The morning after the conference
: In some ways, the weblog conference just finished didn’t quite know what it wanted to be. But that’s because weblogs still don’t know what they are.
As Doc Searls says:
It wasn’t a Big Time conference, but it was a culture-changer. Blog is Rock, in many ways. And the show had a lot of Rock & Roll to it.
: It was shocking to me that there were no big online companies there — no AOL, MSN, Yahoo, Comcast, eBay, Amazon, Sony and even TiVo. I asked for a show of hands. No hands.
Various of them are looking at blogs and they all could benefit from blogs in exciting, even amazing ways. Here was an opportunity to sit in the room with scores of blog pioneers and learn, but they didn’t bother. These companies may think blogs are simple — and on one level, of course, they are; their extraordinary simplicty is what makes them successful.

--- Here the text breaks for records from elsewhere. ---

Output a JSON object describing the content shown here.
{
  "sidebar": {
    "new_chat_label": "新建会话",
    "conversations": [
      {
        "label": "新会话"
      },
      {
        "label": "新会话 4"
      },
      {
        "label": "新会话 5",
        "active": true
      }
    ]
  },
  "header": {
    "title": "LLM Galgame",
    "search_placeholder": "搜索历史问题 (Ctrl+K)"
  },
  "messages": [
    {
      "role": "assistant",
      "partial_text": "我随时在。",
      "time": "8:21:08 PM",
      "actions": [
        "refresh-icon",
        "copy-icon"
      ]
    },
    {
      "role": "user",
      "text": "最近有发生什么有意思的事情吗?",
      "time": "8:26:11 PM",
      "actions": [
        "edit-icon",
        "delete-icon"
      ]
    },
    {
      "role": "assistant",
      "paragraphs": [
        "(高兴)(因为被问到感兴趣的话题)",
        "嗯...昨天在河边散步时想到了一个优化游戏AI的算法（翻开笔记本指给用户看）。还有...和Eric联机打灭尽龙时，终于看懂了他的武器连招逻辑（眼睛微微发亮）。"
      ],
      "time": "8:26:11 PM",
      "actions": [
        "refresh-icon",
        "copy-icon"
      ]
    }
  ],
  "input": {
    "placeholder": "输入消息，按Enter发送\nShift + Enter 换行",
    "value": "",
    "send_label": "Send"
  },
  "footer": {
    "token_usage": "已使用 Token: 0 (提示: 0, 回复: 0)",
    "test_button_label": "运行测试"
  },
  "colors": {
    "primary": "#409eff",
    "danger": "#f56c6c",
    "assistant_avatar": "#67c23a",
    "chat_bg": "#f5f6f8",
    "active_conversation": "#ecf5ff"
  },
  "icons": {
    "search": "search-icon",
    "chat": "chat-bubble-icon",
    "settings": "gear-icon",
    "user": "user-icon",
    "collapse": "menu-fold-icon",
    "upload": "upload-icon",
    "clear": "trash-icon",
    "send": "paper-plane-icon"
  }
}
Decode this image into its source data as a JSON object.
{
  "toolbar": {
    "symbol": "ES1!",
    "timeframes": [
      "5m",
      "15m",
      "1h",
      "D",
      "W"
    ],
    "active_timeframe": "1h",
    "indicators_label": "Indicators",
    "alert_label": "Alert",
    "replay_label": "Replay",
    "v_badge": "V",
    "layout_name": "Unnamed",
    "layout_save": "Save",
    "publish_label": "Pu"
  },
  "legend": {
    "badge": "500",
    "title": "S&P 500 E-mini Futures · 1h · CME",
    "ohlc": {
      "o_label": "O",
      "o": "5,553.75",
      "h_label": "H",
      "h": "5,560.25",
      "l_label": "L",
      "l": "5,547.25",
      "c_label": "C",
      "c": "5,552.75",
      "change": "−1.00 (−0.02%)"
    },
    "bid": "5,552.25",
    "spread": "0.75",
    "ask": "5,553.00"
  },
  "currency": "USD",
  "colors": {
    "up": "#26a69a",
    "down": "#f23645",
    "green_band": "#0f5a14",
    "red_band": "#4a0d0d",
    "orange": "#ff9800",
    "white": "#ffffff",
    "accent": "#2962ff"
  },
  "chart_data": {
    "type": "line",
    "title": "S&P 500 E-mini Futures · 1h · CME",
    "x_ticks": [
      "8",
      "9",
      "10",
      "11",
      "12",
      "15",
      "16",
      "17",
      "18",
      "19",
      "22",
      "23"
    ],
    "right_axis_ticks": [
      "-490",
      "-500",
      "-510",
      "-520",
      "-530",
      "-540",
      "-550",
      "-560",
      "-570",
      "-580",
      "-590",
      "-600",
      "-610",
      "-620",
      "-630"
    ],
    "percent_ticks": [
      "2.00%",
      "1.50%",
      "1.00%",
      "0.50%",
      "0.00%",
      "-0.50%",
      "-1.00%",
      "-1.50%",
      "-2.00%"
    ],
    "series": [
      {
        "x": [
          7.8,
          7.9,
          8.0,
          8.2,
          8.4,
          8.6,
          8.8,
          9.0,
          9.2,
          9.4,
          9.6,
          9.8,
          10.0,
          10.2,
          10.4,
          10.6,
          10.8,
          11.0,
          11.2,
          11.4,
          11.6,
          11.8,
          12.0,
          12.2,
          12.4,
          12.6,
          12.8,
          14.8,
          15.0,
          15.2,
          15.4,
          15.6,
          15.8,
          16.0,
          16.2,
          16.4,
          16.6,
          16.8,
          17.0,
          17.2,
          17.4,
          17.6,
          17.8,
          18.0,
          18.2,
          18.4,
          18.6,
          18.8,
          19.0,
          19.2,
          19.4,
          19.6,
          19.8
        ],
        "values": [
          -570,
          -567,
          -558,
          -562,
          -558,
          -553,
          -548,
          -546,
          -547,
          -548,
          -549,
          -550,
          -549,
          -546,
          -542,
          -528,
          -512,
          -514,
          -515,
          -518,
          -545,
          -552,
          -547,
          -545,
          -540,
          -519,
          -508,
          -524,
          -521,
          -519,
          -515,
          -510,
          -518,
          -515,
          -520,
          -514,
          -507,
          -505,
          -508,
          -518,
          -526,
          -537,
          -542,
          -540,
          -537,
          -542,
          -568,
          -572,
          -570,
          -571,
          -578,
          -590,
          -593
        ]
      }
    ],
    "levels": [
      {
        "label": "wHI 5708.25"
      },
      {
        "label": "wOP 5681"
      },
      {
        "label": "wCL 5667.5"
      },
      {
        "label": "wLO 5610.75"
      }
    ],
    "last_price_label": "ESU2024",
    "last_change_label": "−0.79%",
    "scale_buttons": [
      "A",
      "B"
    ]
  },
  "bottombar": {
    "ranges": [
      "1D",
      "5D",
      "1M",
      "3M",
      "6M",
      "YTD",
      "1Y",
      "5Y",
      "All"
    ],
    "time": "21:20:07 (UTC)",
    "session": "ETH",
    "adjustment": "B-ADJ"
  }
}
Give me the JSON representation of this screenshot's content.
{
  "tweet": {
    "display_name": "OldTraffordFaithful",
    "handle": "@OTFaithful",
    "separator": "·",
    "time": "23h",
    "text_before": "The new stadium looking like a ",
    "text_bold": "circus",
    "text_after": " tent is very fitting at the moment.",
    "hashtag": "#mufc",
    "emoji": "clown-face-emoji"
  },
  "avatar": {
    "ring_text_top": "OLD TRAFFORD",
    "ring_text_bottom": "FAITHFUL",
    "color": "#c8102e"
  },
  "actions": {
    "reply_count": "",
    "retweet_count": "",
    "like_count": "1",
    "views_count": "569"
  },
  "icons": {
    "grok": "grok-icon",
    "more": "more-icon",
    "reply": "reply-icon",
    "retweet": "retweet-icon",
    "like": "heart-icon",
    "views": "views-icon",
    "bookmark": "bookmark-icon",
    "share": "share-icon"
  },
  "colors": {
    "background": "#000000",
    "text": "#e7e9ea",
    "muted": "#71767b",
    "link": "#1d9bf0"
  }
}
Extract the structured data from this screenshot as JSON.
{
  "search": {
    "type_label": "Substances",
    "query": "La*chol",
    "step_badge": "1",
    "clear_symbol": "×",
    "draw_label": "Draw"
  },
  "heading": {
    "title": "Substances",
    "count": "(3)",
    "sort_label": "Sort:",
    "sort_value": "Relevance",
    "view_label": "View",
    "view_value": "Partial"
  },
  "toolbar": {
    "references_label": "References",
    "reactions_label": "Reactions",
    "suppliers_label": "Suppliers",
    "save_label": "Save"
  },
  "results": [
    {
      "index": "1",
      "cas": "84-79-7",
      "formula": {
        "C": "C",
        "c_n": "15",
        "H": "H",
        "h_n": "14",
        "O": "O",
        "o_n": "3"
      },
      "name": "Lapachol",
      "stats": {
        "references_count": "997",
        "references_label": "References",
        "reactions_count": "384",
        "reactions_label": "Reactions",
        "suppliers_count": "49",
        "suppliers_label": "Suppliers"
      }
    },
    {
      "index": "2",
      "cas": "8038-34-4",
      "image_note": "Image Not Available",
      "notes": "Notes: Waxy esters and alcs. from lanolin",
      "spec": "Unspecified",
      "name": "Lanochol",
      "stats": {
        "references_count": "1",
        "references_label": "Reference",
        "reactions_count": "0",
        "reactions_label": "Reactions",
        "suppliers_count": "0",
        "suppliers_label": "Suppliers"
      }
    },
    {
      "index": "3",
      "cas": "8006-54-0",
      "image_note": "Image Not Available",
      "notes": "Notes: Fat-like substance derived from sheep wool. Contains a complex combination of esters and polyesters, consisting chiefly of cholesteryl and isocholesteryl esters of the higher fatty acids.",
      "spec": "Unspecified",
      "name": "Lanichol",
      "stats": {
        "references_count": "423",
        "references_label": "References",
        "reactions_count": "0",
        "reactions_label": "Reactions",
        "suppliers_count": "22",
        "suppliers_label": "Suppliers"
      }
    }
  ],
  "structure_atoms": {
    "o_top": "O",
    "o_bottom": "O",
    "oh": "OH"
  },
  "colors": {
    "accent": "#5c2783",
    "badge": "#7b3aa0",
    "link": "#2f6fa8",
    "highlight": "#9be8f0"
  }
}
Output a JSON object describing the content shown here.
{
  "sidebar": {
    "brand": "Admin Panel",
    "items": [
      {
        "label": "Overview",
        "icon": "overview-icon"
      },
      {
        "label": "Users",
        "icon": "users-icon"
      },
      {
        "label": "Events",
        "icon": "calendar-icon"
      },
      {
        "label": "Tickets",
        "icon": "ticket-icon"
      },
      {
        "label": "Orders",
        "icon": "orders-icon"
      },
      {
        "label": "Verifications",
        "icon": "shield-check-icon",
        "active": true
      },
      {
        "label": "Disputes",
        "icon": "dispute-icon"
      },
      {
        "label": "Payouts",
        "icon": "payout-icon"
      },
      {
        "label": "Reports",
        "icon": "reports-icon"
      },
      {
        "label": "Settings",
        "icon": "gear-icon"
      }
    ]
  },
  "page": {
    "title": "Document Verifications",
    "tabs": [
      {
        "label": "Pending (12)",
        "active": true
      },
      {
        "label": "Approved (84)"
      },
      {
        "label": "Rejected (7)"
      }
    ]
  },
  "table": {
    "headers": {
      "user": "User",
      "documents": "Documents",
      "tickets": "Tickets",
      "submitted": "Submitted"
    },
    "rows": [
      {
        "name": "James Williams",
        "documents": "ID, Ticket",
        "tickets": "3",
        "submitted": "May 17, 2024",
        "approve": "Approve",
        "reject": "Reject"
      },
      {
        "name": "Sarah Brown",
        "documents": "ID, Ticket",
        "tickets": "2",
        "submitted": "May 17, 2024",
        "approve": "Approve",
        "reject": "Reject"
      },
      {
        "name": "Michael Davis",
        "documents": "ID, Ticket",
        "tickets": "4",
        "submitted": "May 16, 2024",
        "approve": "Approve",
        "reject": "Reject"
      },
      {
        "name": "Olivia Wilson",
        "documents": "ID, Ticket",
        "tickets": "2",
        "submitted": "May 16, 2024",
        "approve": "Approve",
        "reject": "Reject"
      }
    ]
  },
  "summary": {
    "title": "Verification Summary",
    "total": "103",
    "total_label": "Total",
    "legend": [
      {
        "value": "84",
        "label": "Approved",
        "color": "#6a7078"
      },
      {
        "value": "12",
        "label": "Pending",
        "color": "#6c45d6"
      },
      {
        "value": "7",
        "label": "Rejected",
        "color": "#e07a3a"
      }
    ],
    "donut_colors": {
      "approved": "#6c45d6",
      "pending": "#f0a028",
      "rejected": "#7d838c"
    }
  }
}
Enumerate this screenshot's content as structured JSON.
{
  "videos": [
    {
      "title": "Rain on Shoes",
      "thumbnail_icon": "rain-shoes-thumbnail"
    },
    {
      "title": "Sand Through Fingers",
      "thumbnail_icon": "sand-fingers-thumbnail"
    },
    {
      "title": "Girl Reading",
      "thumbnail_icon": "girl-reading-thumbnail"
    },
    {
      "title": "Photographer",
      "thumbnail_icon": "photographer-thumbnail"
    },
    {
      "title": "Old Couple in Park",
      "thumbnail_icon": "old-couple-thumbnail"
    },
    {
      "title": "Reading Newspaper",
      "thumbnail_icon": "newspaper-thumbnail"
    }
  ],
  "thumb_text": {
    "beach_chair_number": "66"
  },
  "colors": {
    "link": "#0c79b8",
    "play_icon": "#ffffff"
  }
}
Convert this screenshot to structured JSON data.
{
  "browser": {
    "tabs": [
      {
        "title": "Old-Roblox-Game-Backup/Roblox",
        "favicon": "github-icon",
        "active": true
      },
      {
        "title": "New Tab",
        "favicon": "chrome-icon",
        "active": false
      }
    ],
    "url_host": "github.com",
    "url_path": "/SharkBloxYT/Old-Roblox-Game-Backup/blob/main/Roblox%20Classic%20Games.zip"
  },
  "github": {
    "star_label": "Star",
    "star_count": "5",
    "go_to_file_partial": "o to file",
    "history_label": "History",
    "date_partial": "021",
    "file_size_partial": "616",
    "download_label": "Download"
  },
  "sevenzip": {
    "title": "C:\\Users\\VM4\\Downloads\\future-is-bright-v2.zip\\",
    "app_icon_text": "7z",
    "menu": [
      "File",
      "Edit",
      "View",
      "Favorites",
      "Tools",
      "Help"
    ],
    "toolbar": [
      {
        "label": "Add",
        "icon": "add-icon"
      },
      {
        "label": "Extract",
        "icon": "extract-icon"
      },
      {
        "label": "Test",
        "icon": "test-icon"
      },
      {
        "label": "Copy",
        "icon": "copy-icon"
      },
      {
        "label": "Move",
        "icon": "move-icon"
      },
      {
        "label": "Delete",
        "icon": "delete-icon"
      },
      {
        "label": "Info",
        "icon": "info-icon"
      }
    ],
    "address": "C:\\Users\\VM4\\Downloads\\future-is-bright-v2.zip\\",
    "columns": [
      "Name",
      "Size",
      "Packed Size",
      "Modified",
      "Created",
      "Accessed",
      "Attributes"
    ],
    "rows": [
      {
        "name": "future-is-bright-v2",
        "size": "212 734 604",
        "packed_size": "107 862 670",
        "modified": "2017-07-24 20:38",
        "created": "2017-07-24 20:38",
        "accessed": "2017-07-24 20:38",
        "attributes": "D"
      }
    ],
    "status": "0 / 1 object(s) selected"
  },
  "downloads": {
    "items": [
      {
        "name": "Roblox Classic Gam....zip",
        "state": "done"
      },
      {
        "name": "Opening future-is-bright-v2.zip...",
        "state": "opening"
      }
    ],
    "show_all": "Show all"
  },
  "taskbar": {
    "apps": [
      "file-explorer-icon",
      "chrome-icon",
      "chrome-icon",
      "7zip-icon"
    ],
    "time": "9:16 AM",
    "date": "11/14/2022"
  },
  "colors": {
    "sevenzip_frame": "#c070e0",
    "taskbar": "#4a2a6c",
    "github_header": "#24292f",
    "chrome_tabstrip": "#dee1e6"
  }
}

But on another level, there is a lot of subtlety in how the community works: how it isn’t one community but is instead a huge mess of a ven diagram of overlapping and interlocking interests; how it isn’t really a community but only acts like one and how it’s really a giant mediaplex instead; how it shares and also polices itself; how it measures its success and quality; how it makes unexpected connections; how it connects real people in real life; how it can be used for the needs of not just technies and pundits but also companies and families and classes; how it affects all those big companies….
Boat missed. I can tell you what you missed.
: I don’t know what I’m complaining about. I should be proud that my big company is one of the few that’s getting it.
: This will sound like your usual blogrolling ass-kissing huggyfest note but it’s not.
One of the great things about coming to a get-together such as this is that you do meet such smart and nice people. David Weinberger is a treat, as brilliant as he is charming (and humble). Doc Searls is the gentleman genius. Dave Winer is irrascible when he needs to be but is more than anything generous; he believes in spreading this gospel. Dan Bricklin is the youngest legend I’ve ever met; he created it all.
I could keep going on but the point is that I knew and liked and respected these people before I met them. I knew them better than I know some of my own friends. And that’s because I read their weblogs.
Weblogs don’t lie about the webloggers who write them.
That is how this mediaplex acts like a community: Because you get to know and like (or dislike) people through what they see and what they say and how they say it.
And this is also a world where any friend of his is a friend of mine. I met new people here whose weblogs I haven’t read but who like the same webloggers I like. Best example: Beth Goza of Microsoft charmed the entire conference with her enthusiastic and intimate knowledge of the value of community content and interaction (and her Segway stories). So this linking thing works not only with weblogs but with the people behind them. A conference is a blogroll brought to life.
: And, by the way, David Weinberger gets the final words on why Always On is not a blog, why it matters that it is calling itself a blog, and how it could become a blog if it (read: Tony Perkins) cared to try.